She Divines Water
May 24th, 2006
My iPod’s random shuffle has been on a retro-kick these last few days, pulling me decades back into a wave of nostalgia. When’s the last time I listened to INXS, Suzanne Vega, Billy Idol, or Camper Van Beethoven? I really couldn’t say.
One track hit me hard, one the way back from lunch. It was a tumultuous time in my life; filled with uncertainty about the future and my girlfriend at the time, feeling very … lost. It was late at night, perhaps around 2am, and I was alone driving down Lincoln Avenue in Phoenix. There were no other cars on the road, and Camelback Mountain was close enough to block out much of the light of the city, although I could barely see the stars through the tears that began jumping involuntarily from by eyes.

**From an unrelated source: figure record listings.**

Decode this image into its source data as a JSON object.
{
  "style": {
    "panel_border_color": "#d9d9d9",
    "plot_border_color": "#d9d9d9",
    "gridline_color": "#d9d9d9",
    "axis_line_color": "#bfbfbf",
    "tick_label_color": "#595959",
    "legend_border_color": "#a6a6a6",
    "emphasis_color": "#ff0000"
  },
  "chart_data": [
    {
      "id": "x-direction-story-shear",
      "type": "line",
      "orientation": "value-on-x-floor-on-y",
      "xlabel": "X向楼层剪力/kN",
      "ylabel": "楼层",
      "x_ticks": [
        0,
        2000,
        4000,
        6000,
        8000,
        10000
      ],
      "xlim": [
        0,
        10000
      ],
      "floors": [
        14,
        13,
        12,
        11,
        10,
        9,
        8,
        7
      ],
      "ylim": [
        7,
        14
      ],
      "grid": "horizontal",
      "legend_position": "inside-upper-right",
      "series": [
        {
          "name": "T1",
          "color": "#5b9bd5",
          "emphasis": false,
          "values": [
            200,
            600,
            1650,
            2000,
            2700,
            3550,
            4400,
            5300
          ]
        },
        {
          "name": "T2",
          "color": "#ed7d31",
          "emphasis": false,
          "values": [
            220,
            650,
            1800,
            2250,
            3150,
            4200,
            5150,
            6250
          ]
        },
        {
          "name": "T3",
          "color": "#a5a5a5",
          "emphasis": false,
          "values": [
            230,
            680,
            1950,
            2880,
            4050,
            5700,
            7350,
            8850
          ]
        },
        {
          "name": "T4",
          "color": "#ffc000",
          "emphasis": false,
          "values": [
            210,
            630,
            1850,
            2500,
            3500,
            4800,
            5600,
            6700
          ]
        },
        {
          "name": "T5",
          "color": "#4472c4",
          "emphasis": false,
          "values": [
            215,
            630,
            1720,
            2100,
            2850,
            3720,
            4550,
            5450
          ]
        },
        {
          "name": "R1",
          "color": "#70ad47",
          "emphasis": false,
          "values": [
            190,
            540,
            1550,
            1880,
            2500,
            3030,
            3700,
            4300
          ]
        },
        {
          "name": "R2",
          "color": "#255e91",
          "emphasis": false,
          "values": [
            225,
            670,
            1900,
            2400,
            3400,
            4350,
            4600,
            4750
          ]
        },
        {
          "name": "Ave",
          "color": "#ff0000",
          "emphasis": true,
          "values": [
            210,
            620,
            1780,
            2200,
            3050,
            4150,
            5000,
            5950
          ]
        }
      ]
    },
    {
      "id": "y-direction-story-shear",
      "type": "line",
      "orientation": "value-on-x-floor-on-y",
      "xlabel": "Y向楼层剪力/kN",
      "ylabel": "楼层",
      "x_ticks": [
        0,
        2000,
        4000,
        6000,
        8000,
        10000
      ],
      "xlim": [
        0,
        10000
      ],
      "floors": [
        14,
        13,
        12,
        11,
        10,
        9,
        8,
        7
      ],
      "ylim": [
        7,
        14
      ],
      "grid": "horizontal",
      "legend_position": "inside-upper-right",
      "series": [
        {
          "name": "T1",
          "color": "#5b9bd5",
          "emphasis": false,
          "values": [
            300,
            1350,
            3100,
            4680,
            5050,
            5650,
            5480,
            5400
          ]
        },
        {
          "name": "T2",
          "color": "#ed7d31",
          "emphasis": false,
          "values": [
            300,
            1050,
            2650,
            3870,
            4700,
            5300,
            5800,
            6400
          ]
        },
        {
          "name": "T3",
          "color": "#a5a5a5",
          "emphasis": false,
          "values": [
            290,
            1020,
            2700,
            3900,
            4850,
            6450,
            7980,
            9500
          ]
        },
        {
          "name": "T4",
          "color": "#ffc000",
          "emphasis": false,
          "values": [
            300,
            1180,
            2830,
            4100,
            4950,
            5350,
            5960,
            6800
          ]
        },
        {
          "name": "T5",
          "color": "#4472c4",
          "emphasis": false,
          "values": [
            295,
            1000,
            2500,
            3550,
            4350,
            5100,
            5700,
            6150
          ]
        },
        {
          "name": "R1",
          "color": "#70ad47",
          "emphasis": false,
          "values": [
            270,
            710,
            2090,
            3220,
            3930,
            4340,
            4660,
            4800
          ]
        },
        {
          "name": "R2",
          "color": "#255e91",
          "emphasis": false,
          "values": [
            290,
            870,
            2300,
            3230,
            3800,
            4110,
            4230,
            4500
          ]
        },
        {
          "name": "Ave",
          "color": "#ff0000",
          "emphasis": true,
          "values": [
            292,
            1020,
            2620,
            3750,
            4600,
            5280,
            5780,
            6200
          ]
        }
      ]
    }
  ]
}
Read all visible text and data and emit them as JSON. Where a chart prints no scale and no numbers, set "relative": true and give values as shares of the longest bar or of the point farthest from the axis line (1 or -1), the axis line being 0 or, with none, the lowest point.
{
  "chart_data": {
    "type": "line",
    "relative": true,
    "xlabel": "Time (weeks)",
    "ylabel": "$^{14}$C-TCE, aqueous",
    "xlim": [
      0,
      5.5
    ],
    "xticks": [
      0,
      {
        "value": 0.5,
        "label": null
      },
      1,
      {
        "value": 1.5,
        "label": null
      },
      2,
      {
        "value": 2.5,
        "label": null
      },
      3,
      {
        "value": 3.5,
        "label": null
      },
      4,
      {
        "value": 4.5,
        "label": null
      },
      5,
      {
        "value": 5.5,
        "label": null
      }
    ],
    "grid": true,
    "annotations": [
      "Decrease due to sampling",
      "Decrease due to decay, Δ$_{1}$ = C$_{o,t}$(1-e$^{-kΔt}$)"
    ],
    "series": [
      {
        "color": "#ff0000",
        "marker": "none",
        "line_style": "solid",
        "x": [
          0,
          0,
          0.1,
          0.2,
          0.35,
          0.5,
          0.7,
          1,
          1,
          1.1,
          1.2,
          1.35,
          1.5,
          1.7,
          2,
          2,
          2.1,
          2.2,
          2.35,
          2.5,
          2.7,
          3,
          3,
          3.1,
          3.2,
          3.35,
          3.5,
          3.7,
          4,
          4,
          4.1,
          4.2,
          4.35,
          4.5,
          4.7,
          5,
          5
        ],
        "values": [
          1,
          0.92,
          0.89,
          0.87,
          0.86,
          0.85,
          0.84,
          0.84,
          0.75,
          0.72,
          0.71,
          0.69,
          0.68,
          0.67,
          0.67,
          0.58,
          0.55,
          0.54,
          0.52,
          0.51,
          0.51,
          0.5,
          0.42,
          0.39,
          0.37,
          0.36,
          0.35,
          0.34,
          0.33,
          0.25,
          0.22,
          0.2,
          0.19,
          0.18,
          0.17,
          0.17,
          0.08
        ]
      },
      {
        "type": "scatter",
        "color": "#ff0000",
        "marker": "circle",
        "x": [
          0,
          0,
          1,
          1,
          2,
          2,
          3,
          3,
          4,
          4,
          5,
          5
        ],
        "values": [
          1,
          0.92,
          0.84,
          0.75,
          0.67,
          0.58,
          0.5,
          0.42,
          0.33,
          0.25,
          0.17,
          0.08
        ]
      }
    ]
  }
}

_ How can I believe that everything in this world is going to be fine?
How can I believe that everything in this world has its place and time?
When I lay down to sleep, I feel the world spin
Slightly off axis, it’s shaped like a fig
And when I lie next to you, I shiver and shake
You tell me you love me, I dream I’m awake
How can I believe that everything in this world is going to be fine?
And how can I believe that everything in this world has its place and time?
‘Cause when I lay down to sleep, I have the same dream
Of a world-famous actress in a pink limousine
And she flies through the sky in that pink Cadillac
While the boys of the Press, we drink vodka in back
And she tells us our fortune by crumbling leaves
And she teaches us card tricks, the Jack makes us weak
She divines water by dancing a jig for the boys of the Press
She will whistle a pitch –
_
It touched me then, adding a compassionate but unpredictable thrust to my tailspin. But somewhere between there and here, I evolved. I can still summon that old me – and sometimes it’s summoned for me – and I love that I still have that part of myself. It humbles me. It gives me hope that I’ll some day be double this growth, that I’ll be one more story up on the helix of personal evolution, and I can look down the spiral and say “without those levels below me, I couldn’t be who I am today,” and then, glancing up, “and that is where I’m going. And I will get there.”